Exactly. In May 2018, we held our first workshop, gathering experts to debate: ‘the actors who develop and apply AI capabilities and their goals, incentives, capabilities, institutional settings and interrelationships.’ We may not know what specific tech advances are imminent, but we know something about the people and organizations developing and applying them, what their objectives and capabilities are, so we think this approach can help make some informed assessments of medium-term developments, risks, and responses.
Alongside your work at PULSE, you’re a tenured professor and teach a wide range of courses, which intersect on the subject of AI, including the intriguingly named Legal Issues in Science Fiction. Tell us more.
I conceived this course a decade ago while at the University of Michigan. It uses both serious speculative nonfiction and fiction to inform our imagination in thinking through legal and political implications of substantially expanded technological capabilities.
Which authors, and texts, do you study?
A few favorites are Ursula Le Guin The Dispossessed about large-scale political/legal organization—more or less an anarcho-syndicalist utopia—and its interactions with a neighbor planet that looks a lot like 20th Century Earth society. And Charles Stross, who wrote Accelerando, exploring three generations of human retreat in the face of integrated human/machine consciousness and increasingly powerful super-AI, with fascinating consideration along the way of how you preserve legal rights for people who have uploaded their minds into software, individually or collectively.
Any other texts you recommend for a lawyer’s look to the future?
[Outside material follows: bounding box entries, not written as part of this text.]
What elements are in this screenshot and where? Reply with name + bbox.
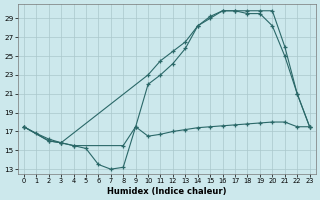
X-axis label: Humidex (Indice chaleur): Humidex (Indice chaleur)	[107, 187, 227, 196]
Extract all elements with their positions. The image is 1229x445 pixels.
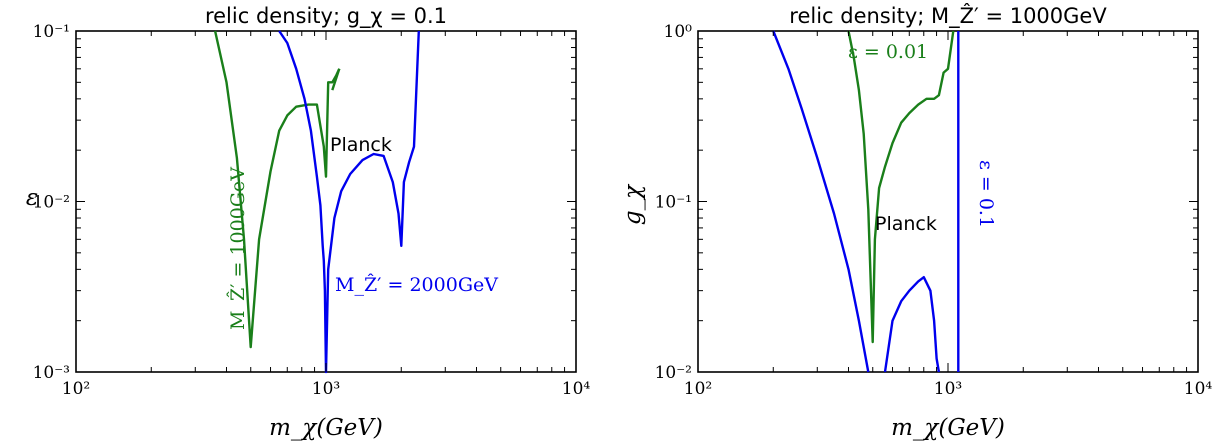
right-x-axis-label: m_χ(GeV) [891, 415, 1005, 441]
right-eps001-annotation: ε = 0.01 [848, 41, 928, 63]
y-tick-label: 10⁻¹ [33, 22, 70, 42]
right-planck-annotation: Planck [875, 213, 937, 235]
left-series-layer [213, 30, 420, 374]
series-line-0 [213, 30, 341, 349]
series-line-2 [278, 30, 420, 374]
series-line-2 [883, 276, 941, 373]
left-mz1000-annotation: M_Ẑ′ = 1000GeV [226, 167, 249, 330]
left-mz2000-annotation: M_Ẑ′ = 2000GeV [335, 273, 498, 296]
x-tick-label: 10⁴ [562, 379, 591, 399]
y-tick-label: 10⁻³ [33, 363, 70, 383]
left-planck-annotation: Planck [330, 134, 392, 156]
left-chart-panel: relic density; g_χ = 0.1 10² 10³ 10⁴ 10⁻³1… [26, 4, 591, 441]
series-line-1 [772, 30, 870, 373]
right-series-layer [772, 30, 960, 373]
series-line-1 [331, 68, 341, 91]
right-chart-panel: relic density; M_Ẑ′ = 1000GeV 10² 10³ 10⁴ … [620, 3, 1212, 441]
series-line-0 [847, 30, 955, 344]
x-tick-label: 10⁴ [1184, 379, 1213, 399]
right-y-ticks: 10⁻² 10⁻¹ 10⁰ [655, 22, 1198, 383]
y-tick-label: 10⁻¹ [655, 193, 692, 213]
right-y-axis-label: g_χ [620, 183, 646, 225]
y-tick-label: 10⁻² [655, 363, 692, 383]
right-chart-title: relic density; M_Ẑ′ = 1000GeV [789, 3, 1107, 29]
left-chart-title: relic density; g_χ = 0.1 [205, 4, 447, 29]
right-x-ticks: 10² 10³ 10⁴ [684, 31, 1213, 399]
x-tick-label: 10² [684, 379, 712, 399]
left-x-ticks: 10² 10³ 10⁴ [62, 31, 591, 399]
left-y-axis-label: ε [26, 185, 38, 211]
x-tick-label: 10³ [934, 379, 962, 399]
y-tick-label: 10⁻² [33, 193, 70, 213]
left-x-axis-label: m_χ(GeV) [269, 415, 383, 441]
right-plot-frame [697, 30, 1199, 373]
x-tick-label: 10² [62, 379, 90, 399]
left-y-ticks: 10⁻³ 10⁻² 10⁻¹ [33, 22, 576, 383]
y-tick-label: 10⁰ [664, 22, 693, 42]
right-eps01-annotation: ε = 0.1 [975, 160, 997, 228]
x-tick-label: 10³ [312, 379, 340, 399]
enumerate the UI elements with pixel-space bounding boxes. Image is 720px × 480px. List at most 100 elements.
Best of all, in my opinion, is Kim Stanley Robinson’s Mars trilogy. It contains the complete history of the first 200 years of human settlement on Mars, culminating in a 100-page description of the negotiation and adoption of the Martian constitution.
Talking of future off-world societies: in a speech last year, your colleague Professor Eugene Volokh wondered if the US would accept an AI as lawmaker. What are your thoughts on this proposition?
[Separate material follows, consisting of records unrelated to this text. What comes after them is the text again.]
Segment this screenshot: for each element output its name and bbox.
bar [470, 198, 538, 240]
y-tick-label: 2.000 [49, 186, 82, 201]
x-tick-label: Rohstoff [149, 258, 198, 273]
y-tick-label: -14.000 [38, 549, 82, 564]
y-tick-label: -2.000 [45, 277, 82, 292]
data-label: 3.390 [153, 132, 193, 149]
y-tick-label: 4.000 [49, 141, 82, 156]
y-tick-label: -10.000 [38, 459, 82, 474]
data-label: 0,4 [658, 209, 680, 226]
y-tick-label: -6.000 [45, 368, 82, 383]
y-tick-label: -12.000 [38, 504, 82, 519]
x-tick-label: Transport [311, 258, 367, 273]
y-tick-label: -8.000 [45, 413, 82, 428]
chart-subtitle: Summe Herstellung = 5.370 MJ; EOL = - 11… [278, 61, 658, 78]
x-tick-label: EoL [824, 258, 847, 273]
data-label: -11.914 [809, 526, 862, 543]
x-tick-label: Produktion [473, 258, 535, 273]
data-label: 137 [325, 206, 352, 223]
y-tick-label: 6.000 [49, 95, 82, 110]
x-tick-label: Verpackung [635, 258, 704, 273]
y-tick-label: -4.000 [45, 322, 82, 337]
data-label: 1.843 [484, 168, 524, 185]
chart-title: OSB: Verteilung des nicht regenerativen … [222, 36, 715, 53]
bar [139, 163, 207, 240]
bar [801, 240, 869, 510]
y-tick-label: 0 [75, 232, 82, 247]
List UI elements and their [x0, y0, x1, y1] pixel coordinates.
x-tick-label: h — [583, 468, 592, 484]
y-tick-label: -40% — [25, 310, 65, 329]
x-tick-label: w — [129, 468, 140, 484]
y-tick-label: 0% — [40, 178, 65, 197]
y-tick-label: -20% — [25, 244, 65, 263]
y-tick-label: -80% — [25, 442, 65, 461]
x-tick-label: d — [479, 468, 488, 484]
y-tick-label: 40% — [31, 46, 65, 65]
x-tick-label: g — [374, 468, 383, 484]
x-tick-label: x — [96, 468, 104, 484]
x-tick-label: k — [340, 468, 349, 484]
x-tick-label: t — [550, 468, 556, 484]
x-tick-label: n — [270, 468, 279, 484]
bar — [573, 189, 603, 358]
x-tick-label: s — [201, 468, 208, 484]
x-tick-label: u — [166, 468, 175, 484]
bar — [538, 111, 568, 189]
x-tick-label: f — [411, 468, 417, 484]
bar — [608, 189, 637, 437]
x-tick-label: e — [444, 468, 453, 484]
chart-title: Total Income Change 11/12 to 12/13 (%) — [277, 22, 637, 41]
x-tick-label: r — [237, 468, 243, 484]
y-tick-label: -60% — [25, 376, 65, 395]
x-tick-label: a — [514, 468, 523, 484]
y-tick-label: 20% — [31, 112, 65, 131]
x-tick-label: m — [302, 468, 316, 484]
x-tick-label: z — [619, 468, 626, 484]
You can pose the same question about a bunch of state functions—regulatory decisions, various aspects of law-making—it’s plausible to imagine AI moving into many of these functions. There’s fascinating empirical work being done now on how people relate to, and change their behavior in the presence of algorithmic decision-making. Create an AI jerk to interact with people, the people will act like jerks. But the opposite applies too.
On that subject, I just interviewed a researcher who’s doing this within sites to nudge people away from trolling and towards more socially acceptable modes of online conduct.
A colleague once argued to me that people are basically generous, honest, and good, but the social and political institutions that determine who moves into positions of power in society select for vice—and proposed that alternative institutional structures could select for virtue, so the institutions that run society would be guided by the best of human nature, not the worst. Maybe [suitably designed] AI interacting with humans could help move in that direction.
Finally, what’s next for AI PULSE?
We’re deep into planning our summer institute, which will be jointly sponsored by the Canadian Institute for Advanced Research (CIFAR); grad students or early career researchers can apply online
The AI Pulse project of the UCLA School of Law [will take] place from July 21 – 24 at the Alberta Machine Intelligence Institute. Our explicit aim is to build dialog across the boundary between technical experts in AI, machine learning, and related fields; and scholars and professionals in the humanities, social sciences, public policy, and law with relevant expertise and interests.
We won’t be addressing the more remote advances, such as super-intelligent AI that may represent existential threats to human autonomy or survival, but the ‘real stuff’ [like] large-scale AI applications and impacts including economic coordination; governmental decision-making; labor displacement or manipulation of human decision-making.